Maintenance releases should be no-brainers to install, so they must only fix 
regressions, crashers, security vulnerabilities, and the like. This means that 
once you’re on 3.4.0, you can always upgrade within the 3.4 series with a 
minimum risk. It also means you get no optimizations, features, and the like.

Major releases must clearly document any incompatible changes or upgrade steps 
required. Because non-regression bugfixes aren’t backported, we want everyone 
to be able to upgrade from major release to major release, so incompatible 
changes must be kept to a minimum.

In part, this is just “don’t kill off a feature people use just because it’s a 
little annoying.” The more important one is “don’t introduce half-baked things 
that might need to change,” because people will come to rely on them before you 
get the updates finished. For features that will require multiple years to get 
right, they have to go behind a default-off configuration option. I’d strongly 
suggest they all have a uniform substring like “unstable”. That way, when a 
complaint comes in that the behavior of JMAP calendaring has changed, we can 
reply, “well, to use it, you had to turn on the unstable_jmap_calendaring” 
option.

If we go with this policy, we’ll need to…

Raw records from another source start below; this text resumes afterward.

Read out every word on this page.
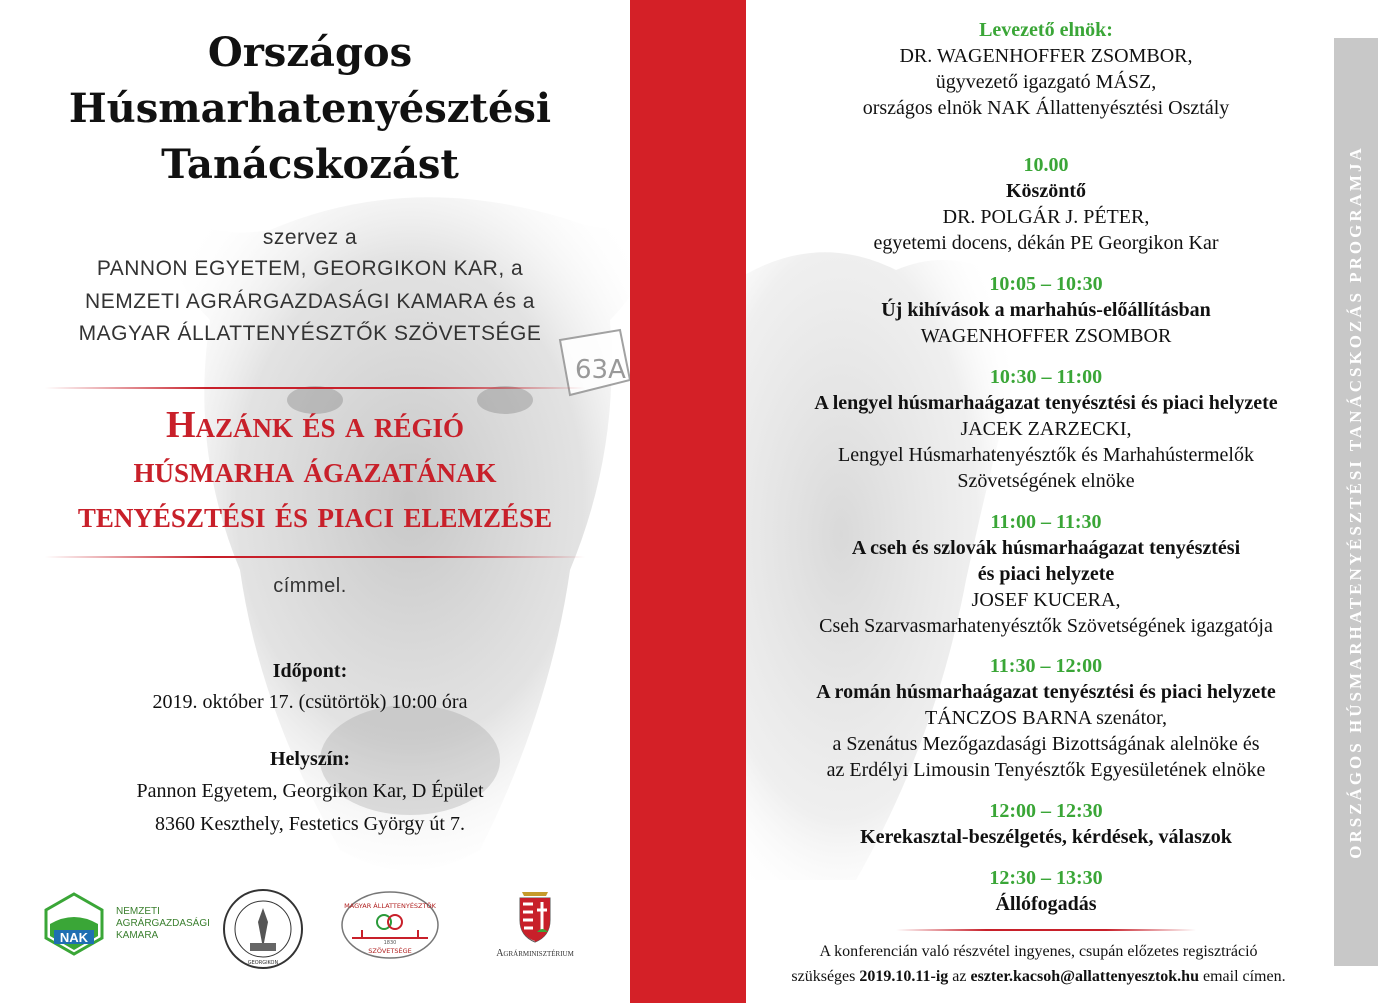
63A
Országos
Húsmarhatenyésztési
Tanácskozást
szervez a
PANNON EGYETEM, GEORGIKON KAR, a
NEMZETI AGRÁRGAZDASÁGI KAMARA és a
MAGYAR ÁLLATTENYÉSZTŐK SZÖVETSÉGE
Hazánk és a régió
húsmarha ágazatának
tenyésztési és piaci elemzése
címmel.
Időpont:
2019. október 17. (csütörtök) 10:00 óra
Helyszín:
Pannon Egyetem, Georgikon Kar, D Épület
8360 Keszthely, Festetics György út 7.
NAK
NEMZETI
AGRÁRGAZDASÁGI
KAMARA
GEORGIKON
MAGYAR ÁLLATTENYÉSZTŐK
1830
SZÖVETSÉGE	Agrárminisztérium
Levezető elnök:
DR. WAGENHOFFER ZSOMBOR,
ügyvezető igazgató MÁSZ,
országos elnök NAK Állattenyésztési Osztály
10.00
Köszöntő
DR. POLGÁR J. PÉTER,
egyetemi docens, dékán PE Georgikon Kar
10:05 – 10:30
Új kihívások a marhahús-előállításban
WAGENHOFFER ZSOMBOR
10:30 – 11:00
A lengyel húsmarhaágazat tenyésztési és piaci helyzete
JACEK ZARZECKI,
Lengyel Húsmarhatenyésztők és Marhahústermelők
Szövetségének elnöke
11:00 – 11:30
A cseh és szlovák húsmarhaágazat tenyésztési
és piaci helyzete
JOSEF KUCERA,
Cseh Szarvasmarhatenyésztők Szövetségének igazgatója
11:30 – 12:00
A román húsmarhaágazat tenyésztési és piaci helyzete
TÁNCZOS BARNA szenátor,
a Szenátus Mezőgazdasági Bizottságának alelnöke és
az Erdélyi Limousin Tenyésztők Egyesületének elnöke
12:00 – 12:30
Kerekasztal-beszélgetés, kérdések, válaszok
12:30 – 13:30
Állófogadás
A konferencián való részvétel ingyenes, csupán előzetes regisztráció
szükséges 2019.10.11-ig az eszter.kacsoh@allattenyesztok.hu email címen.
ORSZÁGOS HÚSMARHATENYÉSZTÉSI TANÁCSKOZÁS PROGRAMJA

 1. identify what issues are *blockers* to v3.2.0, meaning they’re regressions 
from v3.0 and would reasonably prevent someone from upgrading; this does *not* 
include all known bugs, since they may be bugs that already exist in the last 
stable release!

 2. pick a release target for v3.2.0; I will arbitrarily suggest March 2 as 
“not too far off, but far off enough that we can get things in order”; also, if 
you’re American, March 2 is 3/2 ;-)

 3. produce a changleog, and especially identify what changes in master need 
documentation as “incompatible changes”

 4. produce a list of changes in master that should be put behind an unstable 
configuration option and then do it

 5. decide when to stop merging non-release-related things to master

 6. make a plan for who will do monthly snapshot releases

I’ve spoken with ellie and Bron about just a few of these, such that I don’t 
think it’s all crazy. (ellie notes, correctly, I think, that the first set of 
releases like this will be the hard ones, where we work out things like “how do 
we keep track of incompatibilities, upgrade steps, and also how do we make 
snapshots dead easy to release.”) If there’s general agreement, I am definitely 
ready to pitch in and help try to make it work!